How Each Catholic Presidential Candidate's Views Compare To The Pope's
Jeb Bush, who converted to Catholicism 20 years ago, is reportedly excited about Pope Francis's first visit to the US. As he stated in a CNN op-ed on Monday:
The church has grounded me and my beliefs in a deep way of thinking about mercy, penance and the dignity and potential of every life, young and old, rich and poor, born and not yet born.
Despite his current enthusiasm, Bush spoke against listening to the pope on certain issues in June:
I don't get economic policy from my bishops or my cardinals or my pope… I think religion ought to be about making us better as people, less about things [that] end up getting into the political realm.
Regardless of the ostensible separation of church and state, the two are still intertwined. Politicians frequently use religion to support their causes and have selective hearing when their religion doesn't line up with their political beliefs. Meanwhile, many voters are influenced by politicians' religions, often leading to ugly discrimination.
Pope Francis's US visit hits at an important point in the 2016 election.
There are six Catholic Republican presidential candidates, including Bush, Chris Christie and Marco Rubio. On the Democratic side, candidate Martin O'Malley is Catholic, as is Joe Biden — though he hasn't said whether or not he will run.
The pope spoke in a joint session of Congress this morning for the first time ever and touched on climate change, immigration and income inequality.
On specific American policies, the pope has spoken about the Iran nuclear deal and opening relations with Cuba. Pope Francis also has strong feelings on prisons and will be visiting one during his time in Philadelphia.
While the Catholic Church is traditionally fairly conservative, Pope Francis has been adopting more liberal perspectives, forcing some Republican politicians to confront conflicts with his stances.
Everyone agrees income inequality exists, but how do you address it?
Pope Francis made income inequality a major focus of his papacy. Presidential candidates across the divide agree income inequality is a problem but disagree on specifics.
The pope (and the International Monetary Fund) said trickle-down economics — decreasing taxes for the wealthy to increase investment — don't work. The pope has strong views against capitalism and believes working for profit is idolatry.

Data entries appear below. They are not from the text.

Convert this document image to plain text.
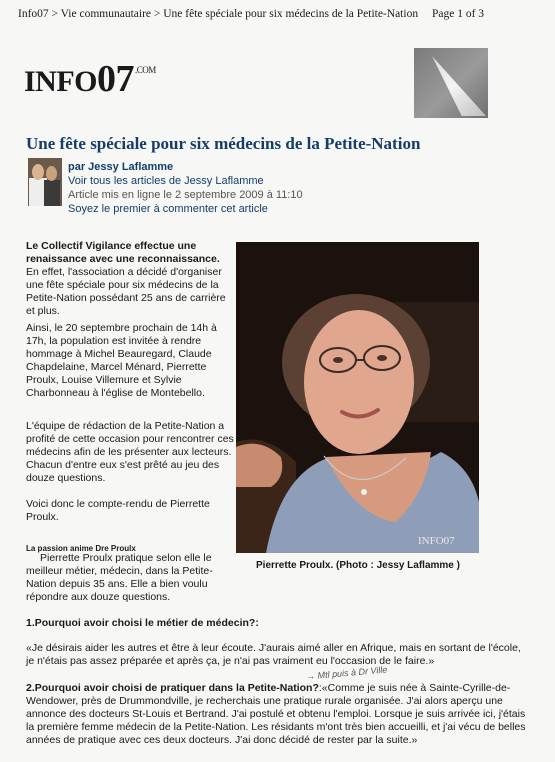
Info07 > Vie communautaire > Une fête spéciale pour six médecins de la Petite-Nation Page 1 of 3
$INFO07^{.COM}$
Une fête spéciale pour six médecins de la Petite-Nation
par Jessy Laflamme
Voir tous les articles de Jessy Laflamme
Article mis en ligne le 2 septembre 2009 à 11:10
Soyez le premier à commenter cet article
Le Collectif Vigilance effectue une renaissance avec une reconnaissance. En effet, l'association a décidé d'organiser une fête spéciale pour six médecins de la Petite-Nation possédant 25 ans de carrière et plus.
Ainsi, le 20 septembre prochain de 14h à 17h, la population est invitée à rendre hommage à Michel Beauregard, Claude Chapdelaine, Marcel Ménard, Pierrette Proulx, Louise Villemure et Sylvie Charbonneau à l'église de Montebello.
L'équipe de rédaction de la Petite-Nation a profité de cette occasion pour rencontrer ces médecins afin de les présenter aux lecteurs. Chacun d'entre eux s'est prêté au jeu des douze questions.
Voici donc le compte-rendu de Pierrette Proulx.
La passion anime Dre Proulx
Pierrette Proulx pratique selon elle le meilleur métier, médecin, dans la Petite-Nation depuis 35 ans. Elle a bien voulu répondre aux douze questions.
INFO07
Pierrette Proulx. (Photo : Jessy Laflamme )
1.Pourquoi avoir choisi le métier de médecin?:
«Je désirais aider les autres et être à leur écoute. J'aurais aimé aller en Afrique, mais en sortant de l'école, je n'étais pas assez préparée et après ça, je n'ai pas vraiment eu l'occasion de le faire.»
→ Mtl puis à Dr Ville
2.Pourquoi avoir choisi de pratiquer dans la Petite-Nation?:«Comme je suis née à Sainte-Cyrille-de-Wendower, près de Drummondville, je recherchais une pratique rurale organisée. J'ai alors aperçu une annonce des docteurs St-Louis et Bertrand. J'ai postulé et obtenu l'emploi. Lorsque je suis arrivée ici, j'étais la première femme médecin de la Petite-Nation. Les résidants m'ont très bien accueilli, et j'ai vécu de belles années de pratique avec ces deux docteurs. J'ai donc décidé de rester par la suite.»
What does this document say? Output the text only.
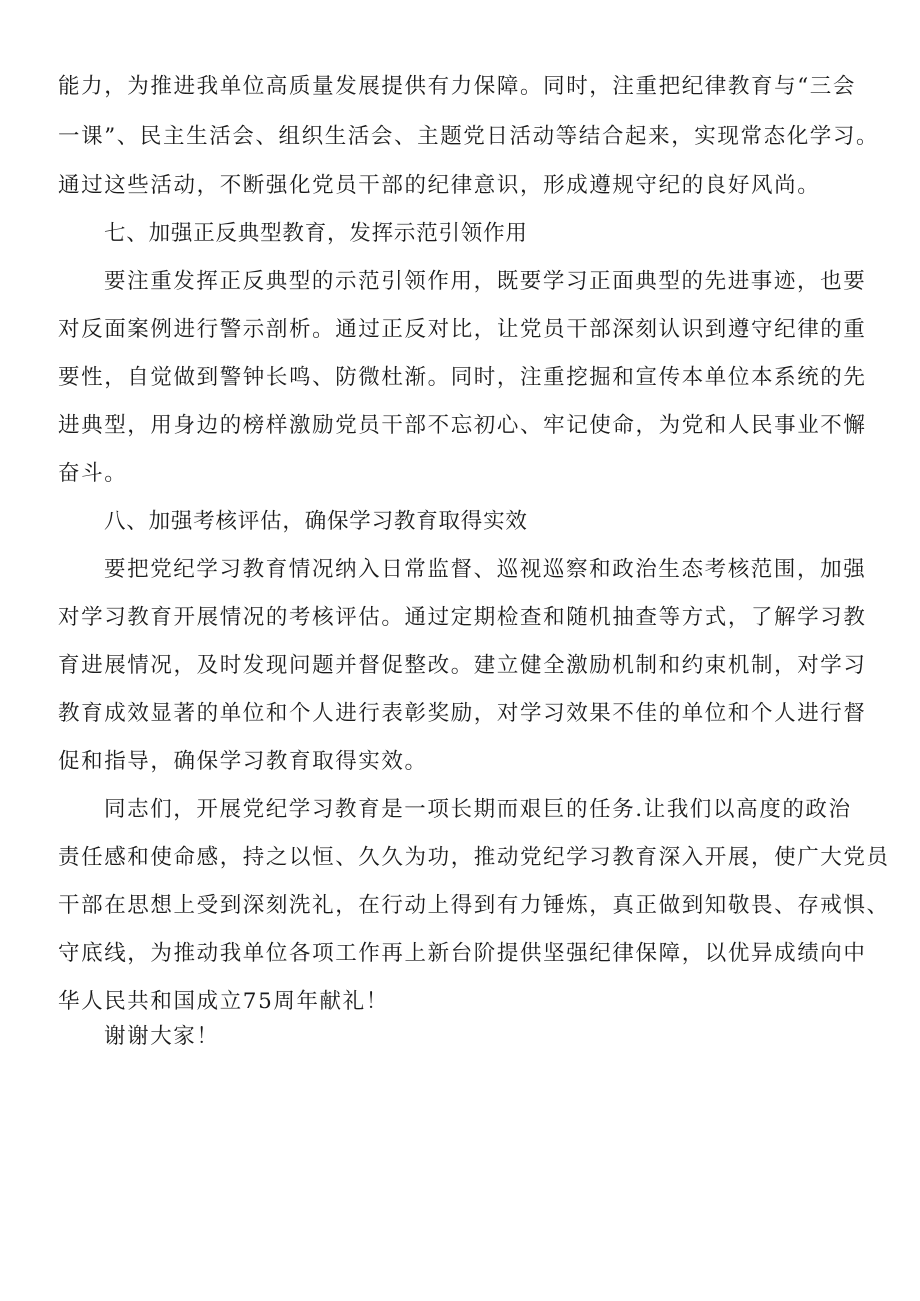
能力，为推进我单位高质量发展提供有力保障。同时，注重把纪律教育与“三会
一课”、民主生活会、组织生活会、主题党日活动等结合起来，实现常态化学习。
通过这些活动，不断强化党员干部的纪律意识，形成遵规守纪的良好风尚。
七、加强正反典型教育，发挥示范引领作用
要注重发挥正反典型的示范引领作用，既要学习正面典型的先进事迹，也要
对反面案例进行警示剖析。通过正反对比，让党员干部深刻认识到遵守纪律的重
要性，自觉做到警钟长鸣、防微杜渐。同时，注重挖掘和宣传本单位本系统的先
进典型，用身边的榜样激励党员干部不忘初心、牢记使命，为党和人民事业不懈
奋斗。
八、加强考核评估，确保学习教育取得实效
要把党纪学习教育情况纳入日常监督、巡视巡察和政治生态考核范围，加强
对学习教育开展情况的考核评估。通过定期检查和随机抽查等方式，了解学习教
育进展情况，及时发现问题并督促整改。建立健全激励机制和约束机制，对学习
教育成效显著的单位和个人进行表彰奖励，对学习效果不佳的单位和个人进行督
促和指导，确保学习教育取得实效。
同志们，开展党纪学习教育是一项长期而艰巨的任务.让我们以高度的政治
责任感和使命感，持之以恒、久久为功，推动党纪学习教育深入开展，使广大党员
干部在思想上受到深刻洗礼，在行动上得到有力锤炼，真正做到知敬畏、存戒惧、
守底线，为推动我单位各项工作再上新台阶提供坚强纪律保障，以优异成绩向中
华人民共和国成立75周年献礼！
谢谢大家！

When it comes to raising the federal minimum wage, O'Malley supports increasing it to $15. Christie and Rubio suggested a $15 federal minimum wage would lose jobs. Bush, meanwhile, thinks minimum wages should be left to the states to decide.
The pope wants immigrants welcomed with open arms.
On Friday, Pope Francis will visit a Catholic school in East Harlem and meet with immigrants — including some who are undocumented — to show his support for more inclusive immigration policies.
Other candidates are not quite as welcoming. Christie said he wants to track immigrants like FedEx packages to see what they're doing and make sure they don't overstay visas.
Rubio said he supports creating a path to citizenship, but a very slow one that wouldn't take place within his theoretical presidency.
Pope Francis is outspoken about addressing climate change.
The pope issued an encyclical in June saying climate change is real and developed countries need to limit use of nonrenewable energy and help poorer countries create sustainable development.
This was the point on which Bush, who has questioned how much humans affect climate change, said the pope should not be commenting.
At the last GOP debate, Rubio basically said the opposite of what the pope called for:
We are not going to make America a harder place to create jobs in order to pursue policies that will do absolutely nothing, nothing to change our climate, to change our weather, because America is a lot of things, the greatest country in the world, absolutely. But America is not a planet.
Christie acknowledges the reality of climate change but said at the debate there's no need for major government intervention.
Everyone agrees on prison reform.
Similar to President Obama, the pope has commented “there but for the grace of God go I” regarding prisoners while supporting the Catholic ideal of mercy.
The pope is clear on Cuba and the Iran nuclear deal.
Bush, Christie and Rubio have all firmly stated opening the relationship with Cuba is a bad idea. Christie addressed the pope's role, saying:
I just think the pope was wrong… The fact is that his infallibility is on religious matters, not on political ones.
The pope has a different job than I do. … I do not believe it is in the national interest of the United States to have a one-sided agreement with an anti-American, communist tyranny 90 miles from our shores.
But how much do Pope Francis's comments really matter?
Regardless of what Pope Francis actually says during this visit, the presidential candidates will hear what they want to hear and write everything else off as something the pope shouldn't be commenting on as a religious figure.
It's unlikely any of the candidates will change their stances based on the pope's comments — as much as we hope his visit moves Congress to do something about climate change.
At the end of the day, politicians are going to do what they've always done: Spin the situation in the way that works best for them.